FAYETTE COUNTY, Ky. — Megan Huffman said anyone that follows her knows she's an open book – sharing the fun milestones of her children and family, the places they go and the things they do.
That all changed when she got a terrifying phone call.
The phone call is the reason why Huffman said she has changed what she shares on social media, especially about her children.
In December, she answered a call from an unknown number thinking it was an Instacart shopper for the groceries she ordered.
“It was this man, this man who had been following my family, for it seems like quite a long time,” she explained. “And it wasn't completely random. I met him when I was 8 years old, he was an old neighbor, neighbor of mine. And I haven't had contact with him since then.”
She told 10TV that the man described in detail, photos of her two young children.
Huffman then searched his name online and discovered he is a registered sex offender.
“Never do you think like, just posting a simple picture can be dangerous, and it can be harmful to your family,” she said.
Huffman has asked us not to share his name or photo for her family’s safety if he were to be released from jail, again.
Huffman recently moved with her family from Pickerington back to her childhood town in Kentucky.
According to the Kentucky State Police Sex Offender Registry, the man who called Huffman was convicted on charges of sodomy and sex abuse – the victim: 3 years old. The case was from 2011, according to Fayette County Circuit Court.
In January, he was on sex offender conditional discharge, but committed a technical violation of failing to abide by the rules of the halfway house where he was residing, according to the Kentucky Department of Corrections. He returned to jail on Jan. 13.
It was right before that violation, in late December, when Huffman answered a call from a person claiming to be him.
“He had said that he had seen that we were doing well and that he knew I had kids and he had, you know, my pictures in his prison cell, and he's tried to contact me for the past couple years," Huffman explained. "And now that he's out, he was able to call. The phone calls kept coming, they kept coming and coming, and they didn't stop until we got the police involved.”
Huffman is sharing her story to warn other parents.
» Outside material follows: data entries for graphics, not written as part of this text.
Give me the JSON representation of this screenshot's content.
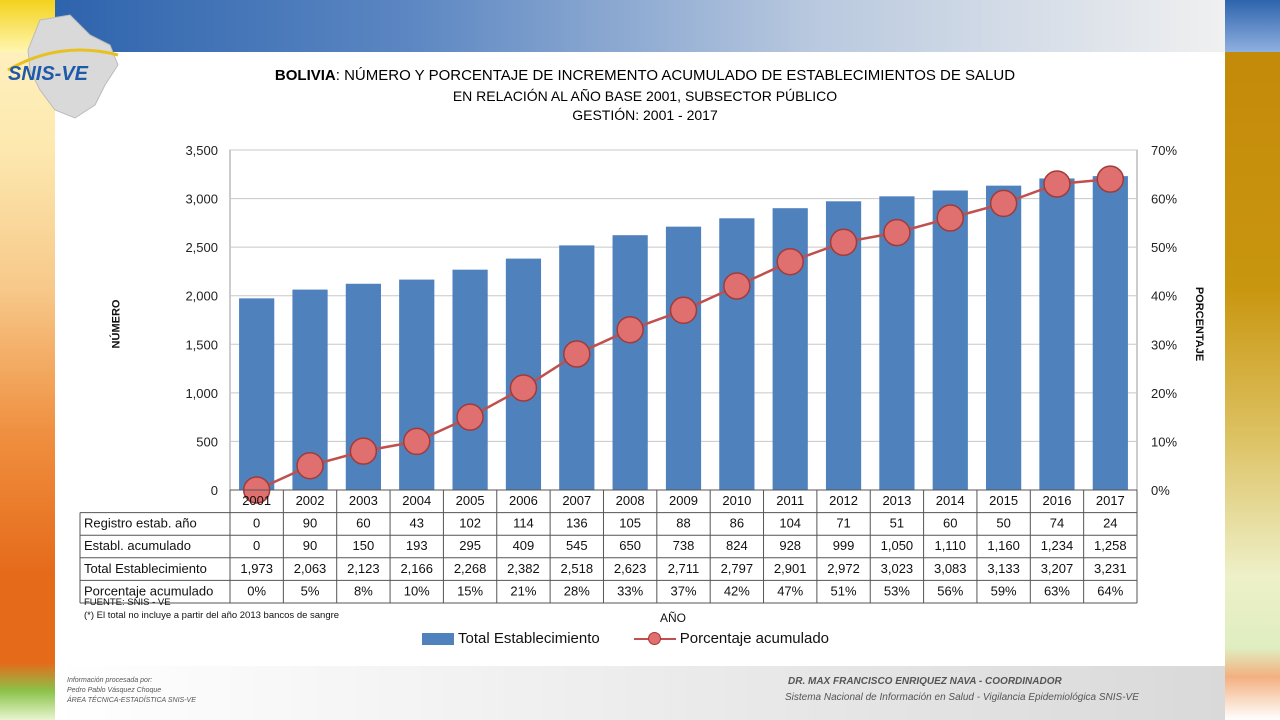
{
  "logo_text": "SNIS-VE",
  "title": {
    "bold": "BOLIVIA",
    "line1_rest": ": NÚMERO Y PORCENTAJE DE INCREMENTO ACUMULADO DE ESTABLECIMIENTOS DE SALUD",
    "line2": "EN RELACIÓN AL AÑO BASE 2001, SUBSECTOR PÚBLICO",
    "line3": "GESTIÓN: 2001 - 2017"
  },
  "colors": {
    "bar": "#4f81bd",
    "line": "#c0504d",
    "marker": "#e07070"
  },
  "chart_data": {
    "type": "bar",
    "categories": [
      "2001",
      "2002",
      "2003",
      "2004",
      "2005",
      "2006",
      "2007",
      "2008",
      "2009",
      "2010",
      "2011",
      "2012",
      "2013",
      "2014",
      "2015",
      "2016",
      "2017"
    ],
    "series": [
      {
        "name": "Total Establecimiento",
        "type": "bar",
        "axis": "left",
        "values": [
          1973,
          2063,
          2123,
          2166,
          2268,
          2382,
          2518,
          2623,
          2711,
          2797,
          2901,
          2972,
          3023,
          3083,
          3133,
          3207,
          3231
        ]
      },
      {
        "name": "Porcentaje acumulado",
        "type": "line",
        "axis": "right",
        "values": [
          0,
          5,
          8,
          10,
          15,
          21,
          28,
          33,
          37,
          42,
          47,
          51,
          53,
          56,
          59,
          63,
          64
        ]
      }
    ],
    "ylabel": "NÚMERO",
    "y2label": "PORCENTAJE",
    "xlabel": "AÑO",
    "ylim": [
      0,
      3500
    ],
    "y2lim": [
      0,
      70
    ],
    "yticks": [
      "0",
      "500",
      "1,000",
      "1,500",
      "2,000",
      "2,500",
      "3,000",
      "3,500"
    ],
    "y2ticks": [
      "0%",
      "10%",
      "20%",
      "30%",
      "40%",
      "50%",
      "60%",
      "70%"
    ],
    "grid": true,
    "legend_position": "bottom",
    "table": {
      "rows": [
        {
          "label": "Registro estab. año",
          "values": [
            "0",
            "90",
            "60",
            "43",
            "102",
            "114",
            "136",
            "105",
            "88",
            "86",
            "104",
            "71",
            "51",
            "60",
            "50",
            "74",
            "24"
          ]
        },
        {
          "label": "Establ. acumulado",
          "values": [
            "0",
            "90",
            "150",
            "193",
            "295",
            "409",
            "545",
            "650",
            "738",
            "824",
            "928",
            "999",
            "1,050",
            "1,110",
            "1,160",
            "1,234",
            "1,258"
          ]
        },
        {
          "label": "Total Establecimiento",
          "values": [
            "1,973",
            "2,063",
            "2,123",
            "2,166",
            "2,268",
            "2,382",
            "2,518",
            "2,623",
            "2,711",
            "2,797",
            "2,901",
            "2,972",
            "3,023",
            "3,083",
            "3,133",
            "3,207",
            "3,231"
          ]
        },
        {
          "label": "Porcentaje acumulado",
          "values": [
            "0%",
            "5%",
            "8%",
            "10%",
            "15%",
            "21%",
            "28%",
            "33%",
            "37%",
            "42%",
            "47%",
            "51%",
            "53%",
            "56%",
            "59%",
            "63%",
            "64%"
          ]
        }
      ]
    }
  },
  "source": {
    "line1": "FUENTE: SNIS - VE",
    "line2": "(*) El total no incluye a partir del año 2013 bancos de sangre"
  },
  "footer": {
    "left_line1": "Información procesada por:",
    "left_line2": "Pedro Pablo Vásquez Choque",
    "left_line3": "ÁREA TÉCNICA-ESTADÍSTICA  SNIS-VE",
    "right_line1": "DR. MAX FRANCISCO ENRIQUEZ NAVA - COORDINADOR",
    "right_line2": "Sistema Nacional de Información en Salud - Vigilancia Epidemiológica SNIS-VE"
  }
}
“You don't know who's lurking in the shadows, you don’t know who is looking at your stuff.”
She’s making the following changes on social media: not sharing her children’s faces, locations of photos, or even those milestone pictures from the first day of school.
Her hope is that her lesson helps parents protect their children online.
“He didn't come into our home. He came into our lives online and that is what is so scary.”